Coleccionista nato, de monedas, mariposas, monedas, fósiles, monedas, cacharros de barro, monedas...
Nos implicaba a todos los de su alrededor en sus aficiones, ya que no le gustaba nada estar solo. En casa hemos
puesto palos a los tomates, hemos cazado mariposas, hemos entrado y salido de montones de iglesias románicas, hemos ido a miles de exposiciones caninas, hemos dado cientos de biberones a bigotudos
cachorretes de Deutsch Drahthaar, hemos hecho bricolaje...

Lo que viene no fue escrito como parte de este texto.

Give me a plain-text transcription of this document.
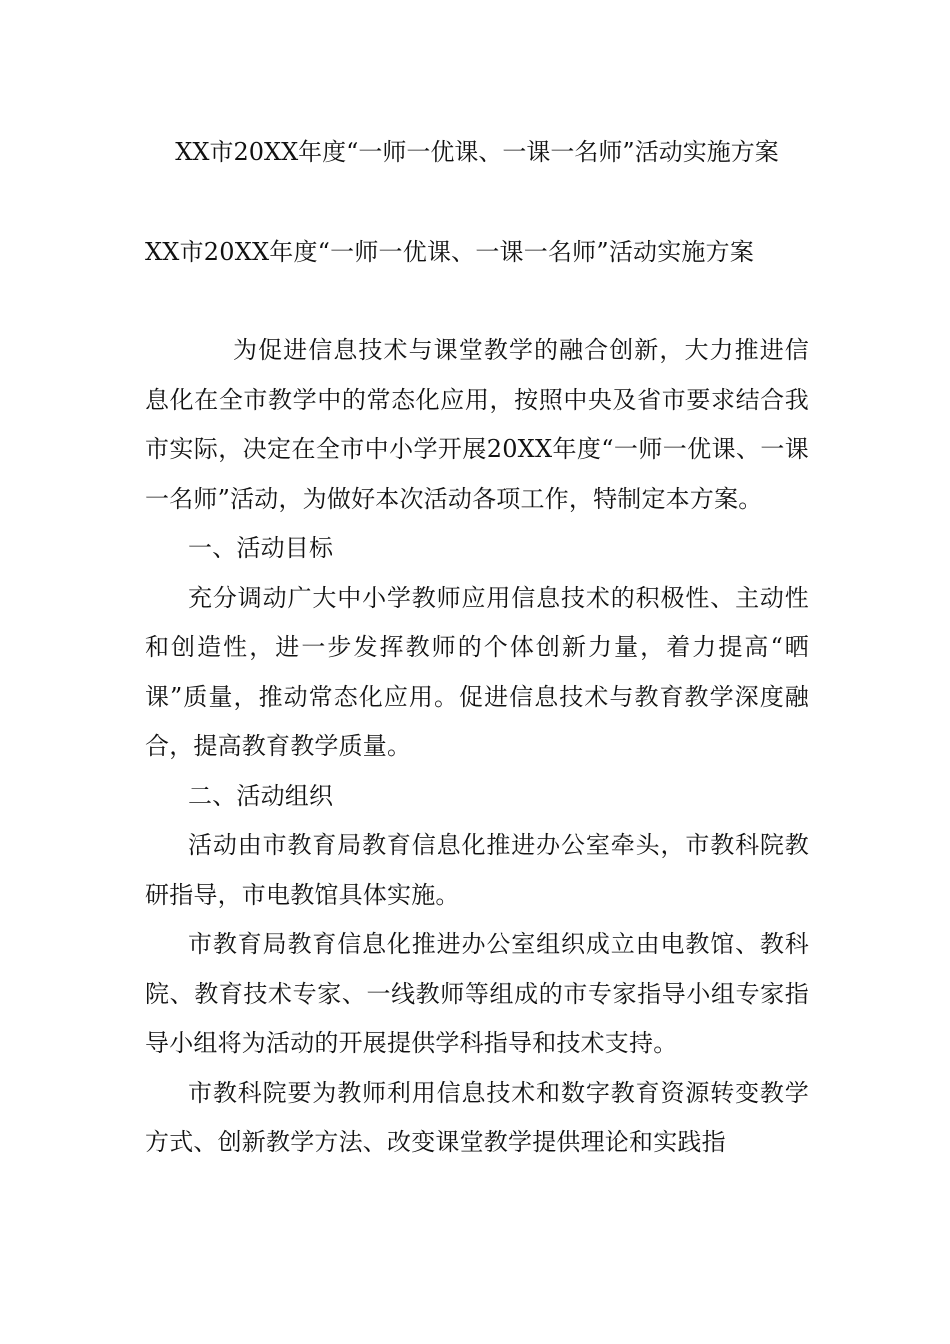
XX市20XX年度“一师一优课、一课一名师”活动实施方案

XX市20XX年度“一师一优课、一课一名师”活动实施方案

为促进信息技术与课堂教学的融合创新，大力推进信息化在全市教学中的常态化应用，按照中央及省市要求结合我市实际，决定在全市中小学开展20XX年度“一师一优课、一课一名师”活动，为做好本次活动各项工作，特制定本方案。

一、活动目标

充分调动广大中小学教师应用信息技术的积极性、主动性和创造性，进一步发挥教师的个体创新力量，着力提高“晒课”质量，推动常态化应用。促进信息技术与教育教学深度融合，提高教育教学质量。

二、活动组织

活动由市教育局教育信息化推进办公室牵头，市教科院教研指导，市电教馆具体实施。

市教育局教育信息化推进办公室组织成立由电教馆、教科院、教育技术专家、一线教师等组成的市专家指导小组专家指导小组将为活动的开展提供学科指导和技术支持。

市教科院要为教师利用信息技术和数字教育资源转变教学方式、创新教学方法、改变课堂教学提供理论和实践指
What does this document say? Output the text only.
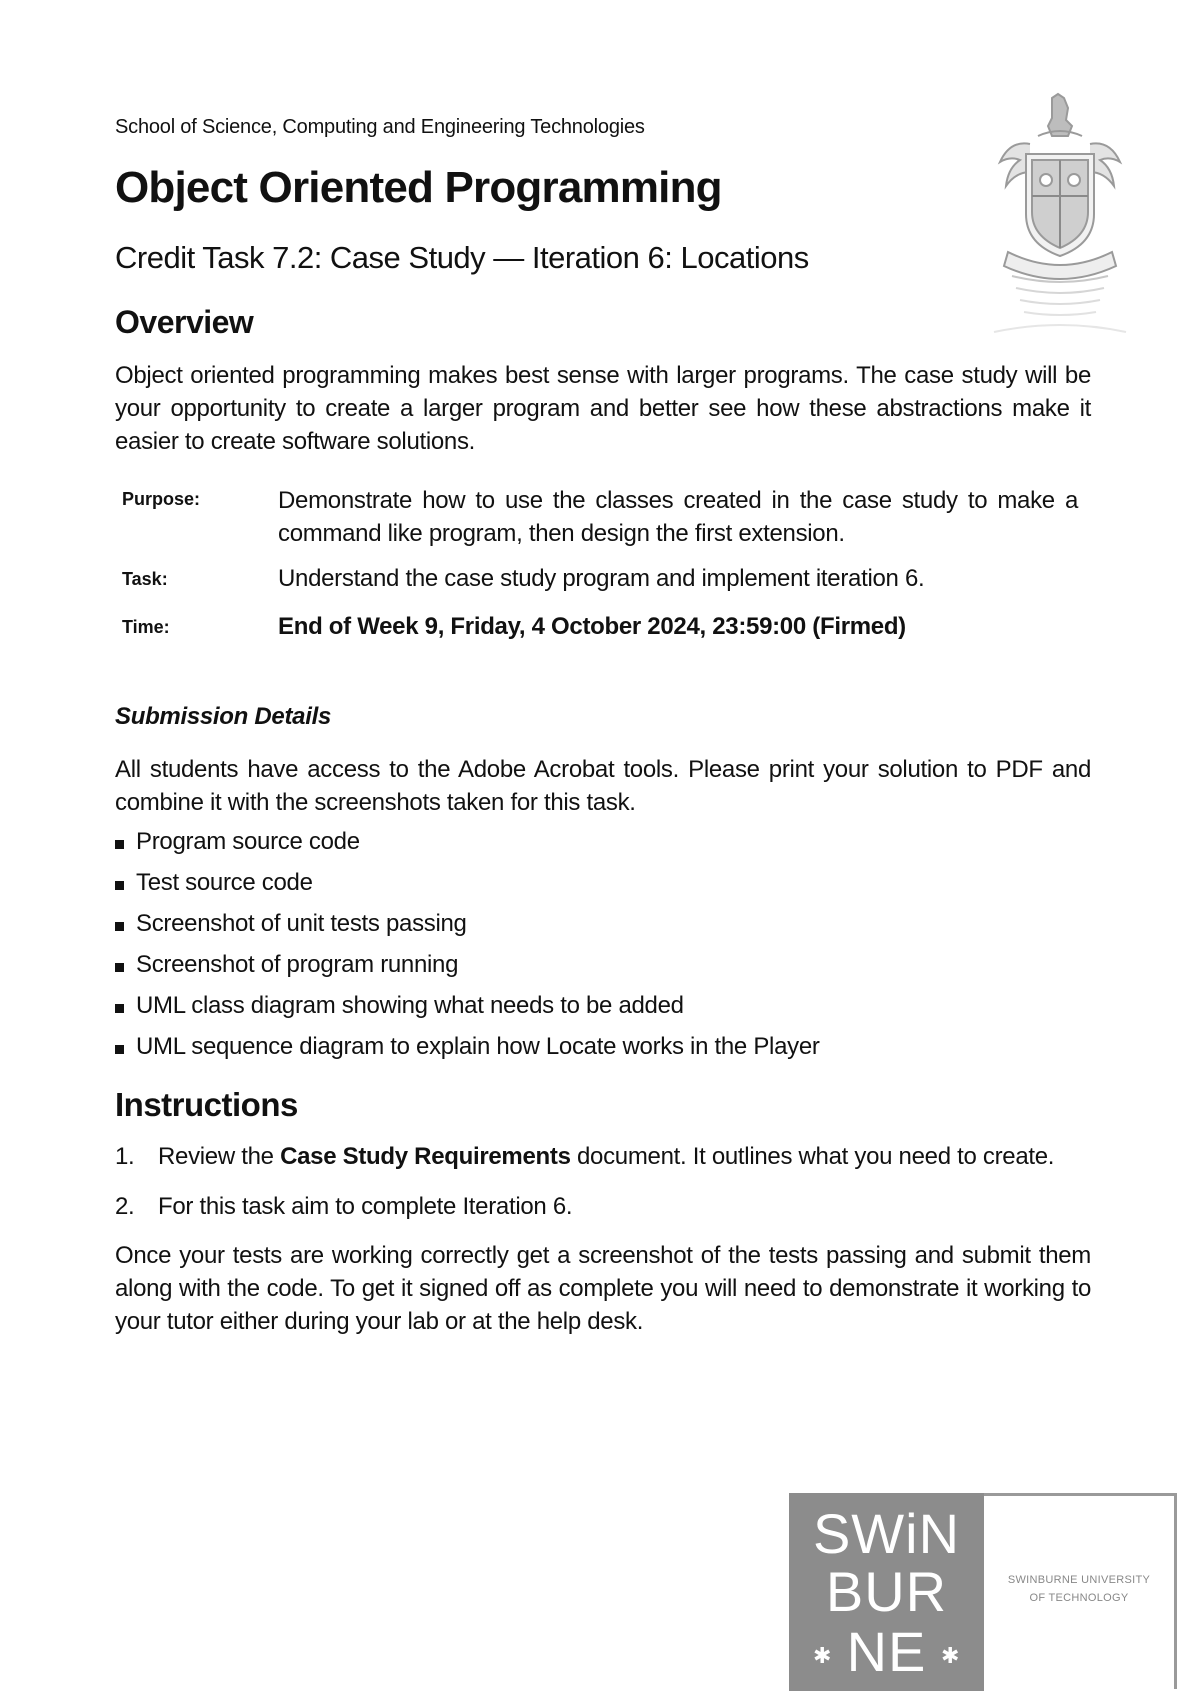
School of Science, Computing and Engineering Technologies
Object Oriented Programming
Credit Task 7.2: Case Study — Iteration 6: Locations
Overview
Object oriented programming makes best sense with larger programs. The case study will be your opportunity to create a larger program and better see how these abstractions make it easier to create software solutions.
Purpose:	Demonstrate how to use the classes created in the case study to make a command like program, then design the first extension.
Task:	Understand the case study program and implement iteration 6.
Time:	End of Week 9, Friday, 4 October 2024, 23:59:00 (Firmed)
Submission Details
All students have access to the Adobe Acrobat tools. Please print your solution to PDF and combine it with the screenshots taken for this task.
Program source code
Test source code
Screenshot of unit tests passing
Screenshot of program running
UML class diagram showing what needs to be added
UML sequence diagram to explain how Locate works in the Player
Instructions
1. Review the Case Study Requirements document. It outlines what you need to create.
2. For this task aim to complete Iteration 6.
Once your tests are working correctly get a screenshot of the tests passing and submit them along with the code. To get it signed off as complete you will need to demonstrate it working to your tutor either during your lab or at the help desk.
SWiN
BUR
NE
✱	✱
SWINBURNE UNIVERSITY
OF TECHNOLOGY
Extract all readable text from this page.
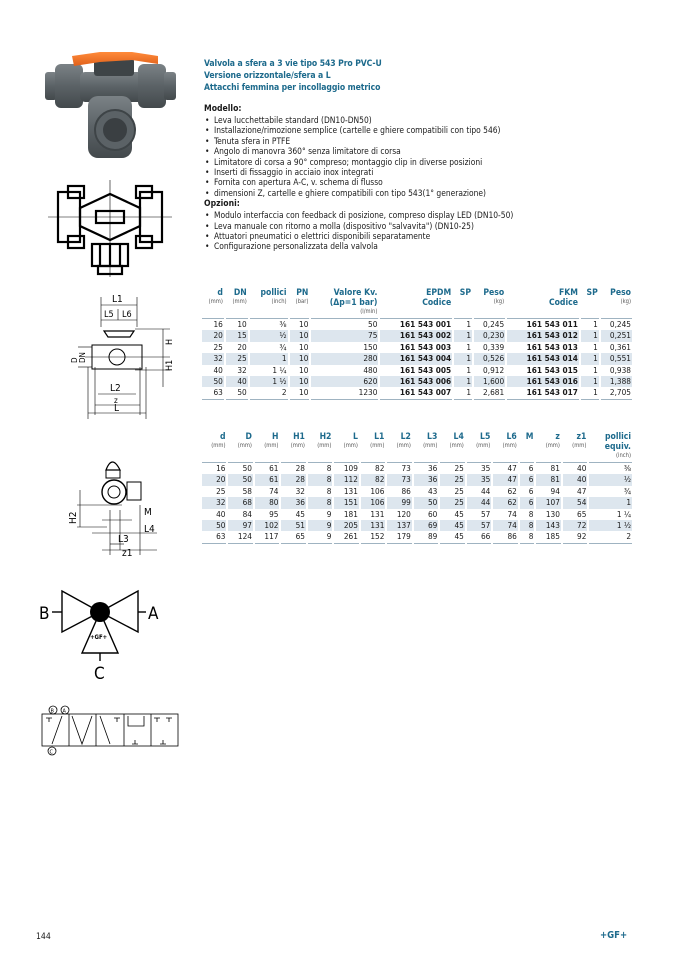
Valvola a sfera a 3 vie tipo 543 Pro PVC-U
Versione orizzontale/sfera a L
Attacchi femmina per incollaggio metrico
Modello:
• Leva lucchettabile standard (DN10-DN50)
• Installazione/rimozione semplice (cartelle e ghiere compatibili con tipo 546)
• Tenuta sfera in PTFE
• Angolo di manovra 360° senza limitatore di corsa
• Limitatore di corsa a 90° compreso; montaggio clip in diverse posizioni
• Inserti di fissaggio in acciaio inox integrati
• Fornita con apertura A-C, v. schema di flusso
• dimensioni Z, cartelle e ghiere compatibili con tipo 543(1° generazione)
Opzioni:
• Modulo interfaccia con feedback di posizione, compreso display LED (DN10-50)
• Leva manuale con ritorno a molla (dispositivo "salvavita") (DN10-25)
• Attuatori pneumatici o elettrici disponibili separatamente
• Configurazione personalizzata della valvola
L1
L5 L6
H
H1
D DN
L2
z
L
H2	M
L4
L3
z1
B	A
C
+GF+
B A
C
d
(mm)	DN
(mm)	pollici
(inch)	PN
(bar)	Valore Kv.
(Δp=1 bar)
(l/min)	EPDM
Codice	SP	Peso
(kg)	FKM
Codice	SP	Peso
(kg)

16	10	⅜	10	50	161 543 001	1	0,245	161 543 011	1	0,245
20	15	½	10	75	161 543 002	1	0,230	161 543 012	1	0,251
25	20	¾	10	150	161 543 003	1	0,339	161 543 013	1	0,361
32	25	1	10	280	161 543 004	1	0,526	161 543 014	1	0,551
40	32	1 ¼	10	480	161 543 005	1	0,912	161 543 015	1	0,938
50	40	1 ½	10	620	161 543 006	1	1,600	161 543 016	1	1,388
63	50	2	10	1230	161 543 007	1	2,681	161 543 017	1	2,705
d
(mm)	D
(mm)	H
(mm)	H1
(mm)	H2
(mm)	L
(mm)	L1
(mm)	L2
(mm)	L3
(mm)	L4
(mm)	L5
(mm)	L6
(mm)	M	z
(mm)	z1
(mm)	pollici
equiv.
(inch)

16	50	61	28	8	109	82	73	36	25	35	47	6	81	40	⅜
20	50	61	28	8	112	82	73	36	25	35	47	6	81	40	½
25	58	74	32	8	131	106	86	43	25	44	62	6	94	47	¾
32	68	80	36	8	151	106	99	50	25	44	62	6	107	54	1
40	84	95	45	9	181	131	120	60	45	57	74	8	130	65	1 ¼
50	97	102	51	9	205	131	137	69	45	57	74	8	143	72	1 ½
63	124	117	65	9	261	152	179	89	45	66	86	8	185	92	2
144	+GF+
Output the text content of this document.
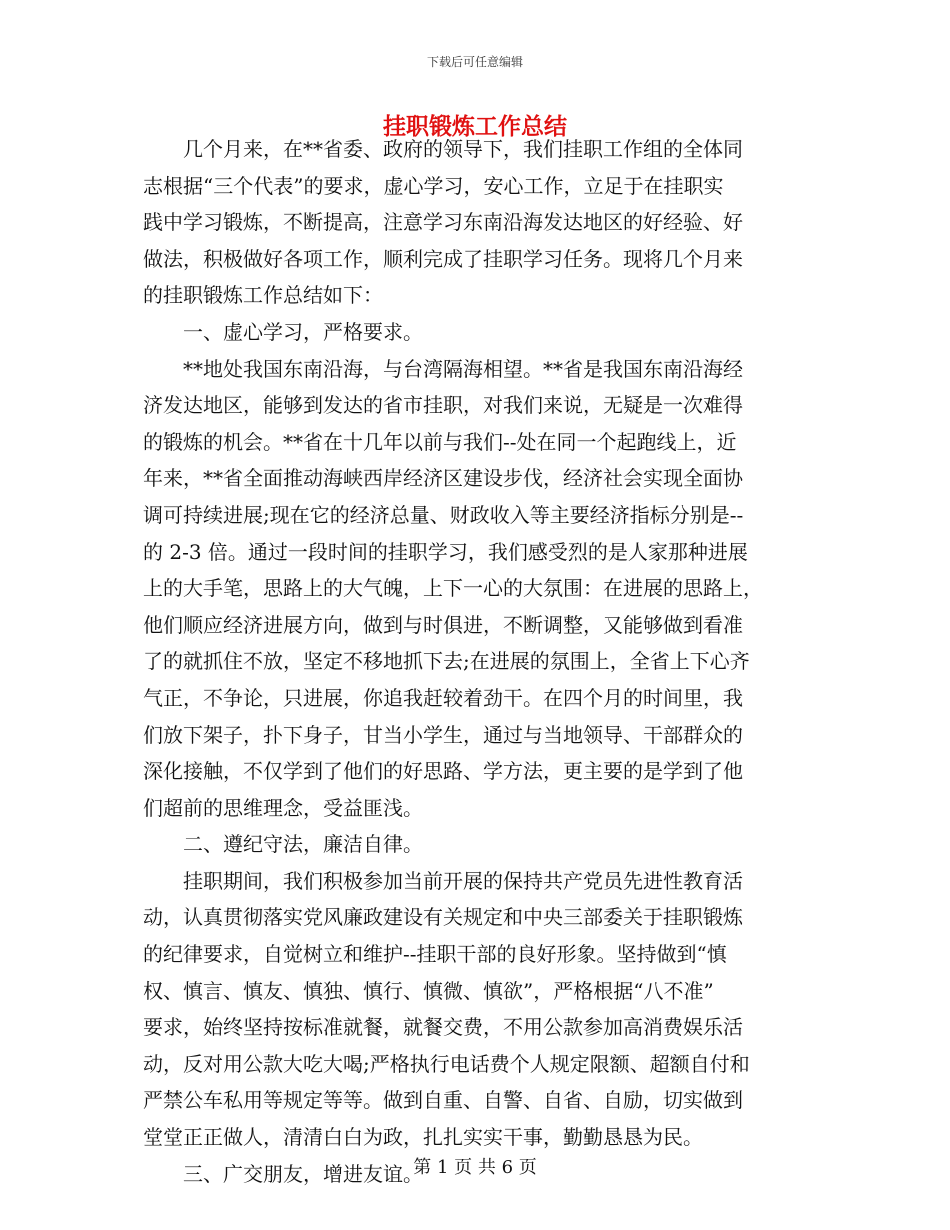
下载后可任意编辑
挂职锻炼工作总结
　　几个月来，在**省委、政府的领导下，我们挂职工作组的全体同
志根据“三个代表”的要求，虚心学习，安心工作，立足于在挂职实
践中学习锻炼，不断提高，注意学习东南沿海发达地区的好经验、好
做法，积极做好各项工作，顺利完成了挂职学习任务。现将几个月来
的挂职锻炼工作总结如下：
　　一、虚心学习，严格要求。
　　**地处我国东南沿海，与台湾隔海相望。**省是我国东南沿海经
济发达地区，能够到发达的省市挂职，对我们来说，无疑是一次难得
的锻炼的机会。**省在十几年以前与我们--处在同一个起跑线上，近
年来，**省全面推动海峡西岸经济区建设步伐，经济社会实现全面协
调可持续进展;现在它的经济总量、财政收入等主要经济指标分别是--
的 2-3 倍。通过一段时间的挂职学习，我们感受烈的是人家那种进展
上的大手笔，思路上的大气魄，上下一心的大氛围：在进展的思路上，
他们顺应经济进展方向，做到与时俱进，不断调整，又能够做到看准
了的就抓住不放，坚定不移地抓下去;在进展的氛围上，全省上下心齐
气正，不争论，只进展，你追我赶较着劲干。在四个月的时间里，我
们放下架子，扑下身子，甘当小学生，通过与当地领导、干部群众的
深化接触，不仅学到了他们的好思路、学方法，更主要的是学到了他
们超前的思维理念，受益匪浅。
　　二、遵纪守法，廉洁自律。
　　挂职期间，我们积极参加当前开展的保持共产党员先进性教育活
动，认真贯彻落实党风廉政建设有关规定和中央三部委关于挂职锻炼
的纪律要求，自觉树立和维护--挂职干部的良好形象。坚持做到“慎
权、慎言、慎友、慎独、慎行、慎微、慎欲”，严格根据“八不准”
要求，始终坚持按标准就餐，就餐交费，不用公款参加高消费娱乐活
动，反对用公款大吃大喝;严格执行电话费个人规定限额、超额自付和
严禁公车私用等规定等等。做到自重、自警、自省、自励，切实做到
堂堂正正做人，清清白白为政，扎扎实实干事，勤勤恳恳为民。
　　三、广交朋友，增进友谊。
第 1 页 共 6 页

Fumador empedernido y buen amigo del vino, disfrutaba comiendo como el que más, aunque se pasaba media vida a régimen..., y la otra media saltándoselo!!!
Siempre le gustó
zascandilear por la cocina, hacía conserva de bonito, mermelada de naranja amarga,
pesto y ultimamente le había dado por las paellas.

Mi padre
ocupaba un montón, y por eso, hoy, cuando hace siete años que se ha ido, le echo de menos, y cada vez más.